“Вот и узнаем, чего стоит кинжал”, — подумал я, опуская руку к
ножнам. Увидев, чем я собираюсь сражаться, парни лишь ухмыльнулись.
Я проверил их уровни: двадцатый и двадцать второй. Что ж, все будет
зависеть от моего мастерства, если, конечно, на них не слишком
крутые шмотки, в чем я сильно сомневался: носили они самую простую
одежду, разве что у того, с топором, были стальные наручи и
поножи.
— Ну давай! — выкрикнул счастливый обладатель наручей и бросился
на меня. Я мельком взглянул на Мираж, смотревшей на нас
заплаканными глазами. Лезвие топора со скрежетом вгрызлось в
кинжал. Мужчина удивленно расширил глаза. Я резко убрал клинок, и
враг не успел сделать новый замах. Нож вошел между его ребер чуть
левее грудины, туда, где пряталось сердце. После кучи смертей я
теперь точно знал, где оно у человека. Топор глухо упал на землю,
игрок безмолвно глотал ртом воздух, оседая на колени, не помогли
ему ни наручи, ни поножи. По виду второго я понял, что убил
сильнейшего из этой парочки. Но медлить было нельзя. Я скользнул
вперед и уклонился от неумелого выпада. Все же быстро и внезапно
махать увесистым молотом было невозможно, и я заранее знал, куда
придется удар. Второго решил не убивать. Всадил нож в ладонь и
ударил ногой в колено. Он вскрикнул и подался назад, тогда я ударил
снова, вложив всю силу, и его нога выгнулась в обратную сторону. Он
грохнулся наземь и отполз к стене, громко стоная. Я быстро
освободил первого от бремени наручей и понож. Вещи оказались
редкого качества и неплохо добавляли к характеристикам. Его топор я
зашвырнул в другой конец переулка, и наконец смог добраться до
девушки.
— Где мои вещи? — спросил я, удивляясь спокойствию своего
голоса, схватил чертовку за ворот и поднял на ноги.

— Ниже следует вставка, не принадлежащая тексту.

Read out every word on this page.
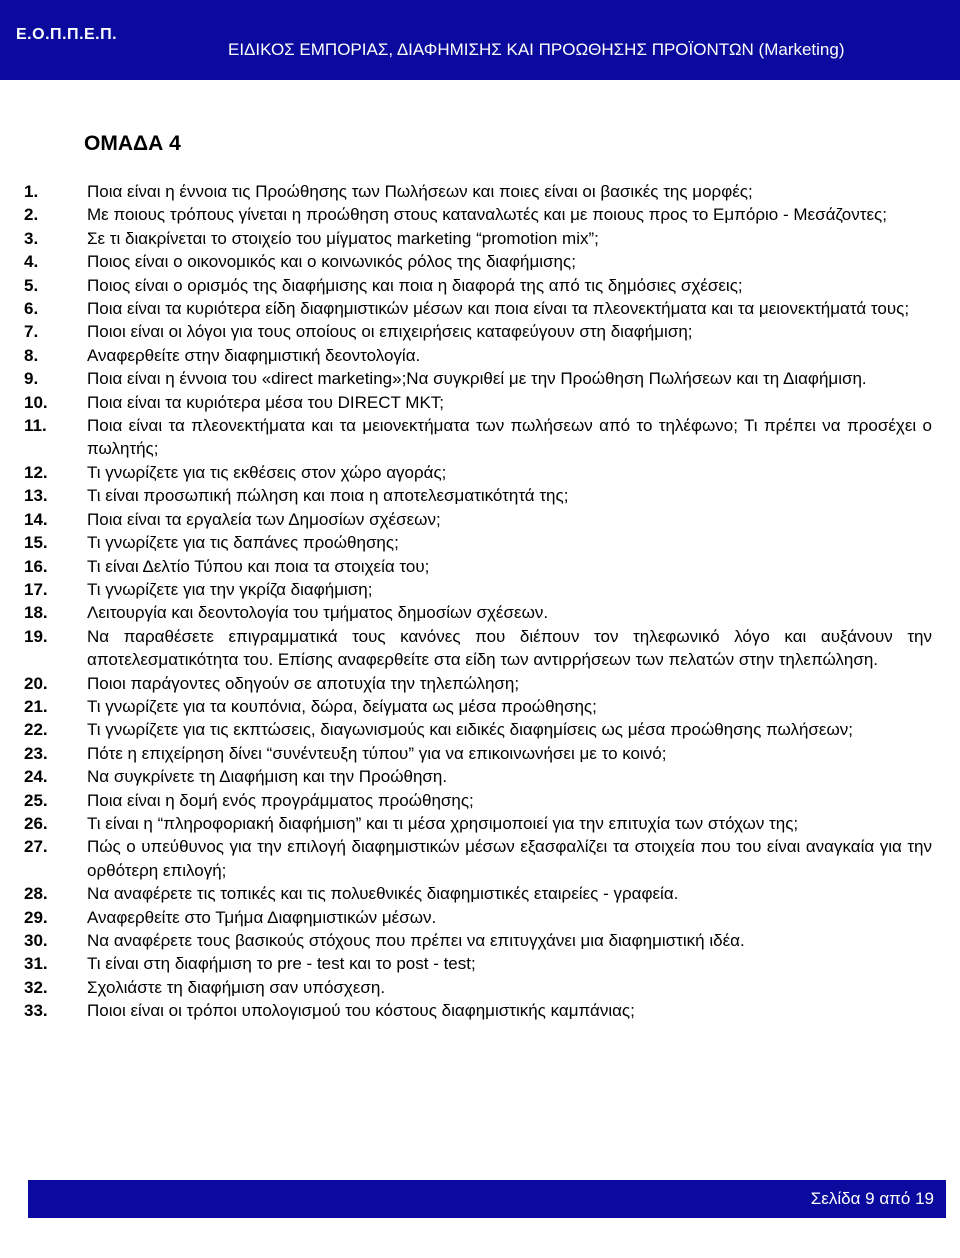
Ε.Ο.Π.Π.Ε.Π.
ΕΙΔΙΚΟΣ ΕΜΠΟΡΙΑΣ, ΔΙΑΦΗΜΙΣΗΣ ΚΑΙ ΠΡΟΩΘΗΣΗΣ ΠΡΟΪΟΝΤΩΝ (Marketing)
ΟΜΑΔΑ 4
1.	Ποια είναι η έννοια τις Προώθησης των Πωλήσεων και ποιες είναι οι βασικές της μορφές;
2.	Με ποιους τρόπους γίνεται η προώθηση στους καταναλωτές και με ποιους προς το Εμπόριο - Μεσάζοντες;
3.	Σε τι διακρίνεται το στοιχείο του μίγματος marketing “promotion mix”;
4.	Ποιος είναι ο οικονομικός και ο κοινωνικός ρόλος της διαφήμισης;
5.	Ποιος είναι ο ορισμός της διαφήμισης και ποια η διαφορά της από τις δημόσιες σχέσεις;
6.	Ποια είναι τα κυριότερα είδη διαφημιστικών μέσων και ποια είναι τα πλεονεκτήματα και τα μειονεκτήματά τους;
7.	Ποιοι είναι οι λόγοι για τους οποίους οι επιχειρήσεις καταφεύγουν στη διαφήμιση;
8.	Αναφερθείτε στην διαφημιστική δεοντολογία.
9.	Ποια είναι η έννοια του «direct marketing»;Να συγκριθεί με την Προώθηση Πωλήσεων και τη Διαφήμιση.
10. Ποια είναι τα κυριότερα μέσα του DIRECT MKT;
11. Ποια είναι τα πλεονεκτήματα και τα μειονεκτήματα των πωλήσεων από το τηλέφωνο; Τι πρέπει να προσέχει ο πωλητής;
12. Τι γνωρίζετε για τις εκθέσεις στον χώρο αγοράς;
13. Τι είναι προσωπική πώληση και ποια η αποτελεσματικότητά της;
14. Ποια είναι τα εργαλεία των Δημοσίων σχέσεων;
15. Τι γνωρίζετε για τις δαπάνες προώθησης;
16. Τι είναι Δελτίο Τύπου και ποια τα στοιχεία του;
17. Τι γνωρίζετε για την γκρίζα διαφήμιση;
18. Λειτουργία και δεοντολογία του τμήματος δημοσίων σχέσεων.
19. Να παραθέσετε επιγραμματικά τους κανόνες που διέπουν τον τηλεφωνικό λόγο και αυξάνουν την αποτελεσματικότητα του. Επίσης αναφερθείτε στα είδη των αντιρρήσεων των πελατών στην τηλεπώληση.
20. Ποιοι παράγοντες οδηγούν σε αποτυχία την τηλεπώληση;
21. Τι γνωρίζετε για τα κουπόνια, δώρα, δείγματα ως μέσα προώθησης;
22. Τι γνωρίζετε για τις εκπτώσεις, διαγωνισμούς και ειδικές διαφημίσεις ως μέσα προώθησης πωλήσεων;
23. Πότε η επιχείρηση δίνει “συνέντευξη τύπου” για να επικοινωνήσει με το κοινό;
24. Να συγκρίνετε τη Διαφήμιση και την Προώθηση.
25. Ποια είναι η δομή ενός προγράμματος προώθησης;
26. Τι είναι η “πληροφοριακή διαφήμιση” και τι μέσα χρησιμοποιεί για την επιτυχία των στόχων της;
27. Πώς ο υπεύθυνος για την επιλογή διαφημιστικών μέσων εξασφαλίζει τα στοιχεία που του είναι αναγκαία για την ορθότερη επιλογή;
28. Να αναφέρετε τις τοπικές και τις πολυεθνικές διαφημιστικές εταιρείες - γραφεία.
29. Αναφερθείτε στο Τμήμα Διαφημιστικών μέσων.
30. Να αναφέρετε τους βασικούς στόχους που πρέπει να επιτυγχάνει μια διαφημιστική ιδέα.
31. Τι είναι στη διαφήμιση το pre - test και το post - test;
32. Σχολιάστε τη διαφήμιση σαν υπόσχεση.
33. Ποιοι είναι οι τρόποι υπολογισμού του κόστους διαφημιστικής καμπάνιας;
Σελίδα 9 από 19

— Что с тобой стало… — прошептала она испуганно.
Я непонимающе наклонил голову.
— Люди не меняются так быстро… — пищала она, чуть не плача, —
кто ты? Неужели эта игра может… — голос ее обрывался из-за
сдерживаемых где-то в глотке рыданий, — может вот так менять
личность?
Перед глазами пронесся ряд сцен: жгучая брюнетка, обдавшая меня
запахом свежести у входа в ванные, я, стоящий на коленях в душевой
кабинке на залитом кровью поле, безумной улыбающийся и уже
замахнувшийся, чтобы пронзить себе сердце, и наконец черная,
непроницаемая маска Ника с кругом голубого, загадочного и
непостижимого света. На какую-то долю секунды радость поднялась из
недр груди, радость, что я смог вырасти над собой. Но эта радость
претила моей новой модели поведения, которой я хотел жить.
Радоваться тому, что ты смог хладнокровно избить двух противников
равносильна признанию, что одолеть сразу двух врагов — это что-то
экстраординарное, то, чем следует гордиться. Я должен был думать
иначе. Я должен быть хладнокровным. Бесчувственным и фанатичным.
Как подземный ученый, ни на секунду не прекращавший своих
исследований, что были ему дороже собственной жизни.